We live on the most amazing and beautiful planet in the galaxy — the only one we know of at this moment capable of sustaining human life. And with that gift, we get everything else — the daffodils, the dolphins, the kangaroos, the penguins, the blue skies, the sunsets, the oceans, the jungles, the mountains, the prairies, the running of the salmon, and the migration of the monarchs. We pay for none of it. We are rich beyond belief.

Today or tomorrow or next week if you can, do yourself a tremendous favor. Get outside. See, hear, touch, smell, and (if safe!) taste the bounty of the “blue marble.” Rake some leaves. Pick a flower. Plant a bulb. Go on a hike. Listen to tap of a distant woodpecker.

But do not be grumpy. That’s my job.

COMMENTS

  1. Craig E. Walker

    Just saw this ~ Thank You !

    February 8, 2017 at 12:45 pm
  2. Dora

    Enjoy it while it is still here. Remember it so you can tell your grandchildren what used to be.

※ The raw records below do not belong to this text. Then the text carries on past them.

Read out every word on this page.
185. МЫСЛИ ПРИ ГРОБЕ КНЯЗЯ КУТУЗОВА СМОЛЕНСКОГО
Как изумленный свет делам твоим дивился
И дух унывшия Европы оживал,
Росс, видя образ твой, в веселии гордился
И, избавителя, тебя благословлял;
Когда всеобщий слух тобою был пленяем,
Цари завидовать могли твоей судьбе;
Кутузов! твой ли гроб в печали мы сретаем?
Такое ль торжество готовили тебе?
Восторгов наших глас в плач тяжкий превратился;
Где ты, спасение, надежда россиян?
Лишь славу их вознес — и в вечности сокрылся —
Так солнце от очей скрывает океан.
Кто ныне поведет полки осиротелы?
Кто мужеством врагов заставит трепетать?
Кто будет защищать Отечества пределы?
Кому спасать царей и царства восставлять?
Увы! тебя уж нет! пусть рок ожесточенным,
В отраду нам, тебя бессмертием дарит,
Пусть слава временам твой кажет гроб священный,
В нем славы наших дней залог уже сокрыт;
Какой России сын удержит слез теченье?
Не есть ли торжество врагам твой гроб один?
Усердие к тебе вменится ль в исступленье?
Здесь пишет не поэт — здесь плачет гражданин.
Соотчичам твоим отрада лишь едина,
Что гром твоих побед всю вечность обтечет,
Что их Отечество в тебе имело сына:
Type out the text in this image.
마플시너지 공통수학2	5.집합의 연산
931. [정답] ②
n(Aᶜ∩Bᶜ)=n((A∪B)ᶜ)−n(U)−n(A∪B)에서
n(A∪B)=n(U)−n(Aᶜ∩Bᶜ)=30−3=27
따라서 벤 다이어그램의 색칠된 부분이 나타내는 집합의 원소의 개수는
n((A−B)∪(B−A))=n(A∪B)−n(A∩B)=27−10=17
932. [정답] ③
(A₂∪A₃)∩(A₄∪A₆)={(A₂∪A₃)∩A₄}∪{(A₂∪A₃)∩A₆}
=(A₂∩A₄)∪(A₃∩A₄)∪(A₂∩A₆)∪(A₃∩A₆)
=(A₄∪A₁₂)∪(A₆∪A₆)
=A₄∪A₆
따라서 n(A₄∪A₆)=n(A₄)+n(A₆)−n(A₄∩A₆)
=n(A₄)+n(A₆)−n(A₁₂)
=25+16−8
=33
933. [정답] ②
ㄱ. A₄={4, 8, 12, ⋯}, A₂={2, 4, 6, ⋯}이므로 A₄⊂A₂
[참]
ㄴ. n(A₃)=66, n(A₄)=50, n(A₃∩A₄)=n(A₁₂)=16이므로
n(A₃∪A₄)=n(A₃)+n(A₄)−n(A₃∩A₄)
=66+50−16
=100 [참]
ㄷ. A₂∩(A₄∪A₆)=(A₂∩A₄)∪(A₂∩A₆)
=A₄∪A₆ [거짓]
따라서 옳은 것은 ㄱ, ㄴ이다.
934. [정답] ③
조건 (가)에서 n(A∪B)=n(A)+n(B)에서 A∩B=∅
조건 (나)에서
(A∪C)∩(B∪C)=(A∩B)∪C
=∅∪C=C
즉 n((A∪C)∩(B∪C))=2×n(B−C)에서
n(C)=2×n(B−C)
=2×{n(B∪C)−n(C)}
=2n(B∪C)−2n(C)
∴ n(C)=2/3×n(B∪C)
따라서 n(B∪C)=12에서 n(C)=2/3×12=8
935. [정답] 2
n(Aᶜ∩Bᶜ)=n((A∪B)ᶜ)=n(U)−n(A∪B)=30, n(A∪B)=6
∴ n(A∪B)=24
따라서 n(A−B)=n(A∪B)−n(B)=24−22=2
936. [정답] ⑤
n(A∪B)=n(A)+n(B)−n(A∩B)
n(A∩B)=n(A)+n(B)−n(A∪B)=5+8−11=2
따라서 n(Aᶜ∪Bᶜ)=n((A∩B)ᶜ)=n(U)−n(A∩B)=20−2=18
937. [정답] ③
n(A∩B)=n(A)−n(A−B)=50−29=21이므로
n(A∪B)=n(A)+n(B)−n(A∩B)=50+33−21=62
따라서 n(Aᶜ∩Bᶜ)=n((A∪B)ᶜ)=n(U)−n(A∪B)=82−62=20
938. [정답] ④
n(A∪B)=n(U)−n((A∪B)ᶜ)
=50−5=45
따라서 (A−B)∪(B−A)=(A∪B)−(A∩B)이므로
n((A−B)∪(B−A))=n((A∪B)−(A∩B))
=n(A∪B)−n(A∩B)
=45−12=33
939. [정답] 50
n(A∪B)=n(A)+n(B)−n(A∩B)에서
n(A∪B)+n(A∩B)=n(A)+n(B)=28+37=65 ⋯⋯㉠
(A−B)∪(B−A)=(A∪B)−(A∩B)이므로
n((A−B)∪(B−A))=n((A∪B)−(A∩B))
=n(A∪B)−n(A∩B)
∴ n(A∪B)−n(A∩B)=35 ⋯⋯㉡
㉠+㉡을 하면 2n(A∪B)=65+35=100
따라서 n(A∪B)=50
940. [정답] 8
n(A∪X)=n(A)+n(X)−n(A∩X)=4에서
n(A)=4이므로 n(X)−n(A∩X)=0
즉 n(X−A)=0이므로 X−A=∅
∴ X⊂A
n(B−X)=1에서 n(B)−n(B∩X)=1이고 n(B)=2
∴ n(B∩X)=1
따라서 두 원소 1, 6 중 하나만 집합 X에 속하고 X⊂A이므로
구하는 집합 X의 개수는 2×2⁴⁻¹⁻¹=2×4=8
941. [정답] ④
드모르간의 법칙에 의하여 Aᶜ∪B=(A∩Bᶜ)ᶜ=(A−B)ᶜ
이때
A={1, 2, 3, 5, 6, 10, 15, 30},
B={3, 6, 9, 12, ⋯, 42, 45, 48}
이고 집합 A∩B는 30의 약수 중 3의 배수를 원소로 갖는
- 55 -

    November 14, 2016 at 6:43 pm
  3. brenda treants

    Thanks so much for sharing this site, lovely pictures and information that we can use!!!

    November 14, 2016 at 1:45 pm
  4. Kathleen

    Actually, some readers are feeling very much relieved and at peace after the election results.
    🙂

    November 14, 2016 at 11:00 am
  5. Brynn

    Thank you for this post!

    Most of our trees “noped” out of fall colors, but our valiant generic maple did its best (our two Japanese maples still think it’s summer and refuse to turn, despite it being in the 30s at night already), and some small unidentified (it’s surrounded by poison ivy I didn’t get out this summer) tree in the way back turned sunshine yellow. The camellia is loaded with buds for spring, always a sight to look forward to. And the last of the impatiens and zinnias are still soldiering on, despite being frost-nipped.
    We also had a tiny drizzle of rain yesterday morning and last night. Not even a quarter of an inch total, but it was still a wonderful thing to see. Doesn’t help our drought any, but helps our spirits!

    November 14, 2016 at 9:09 am
  6. J. Duplantier

    What a wonderful post, much needed and appreciated.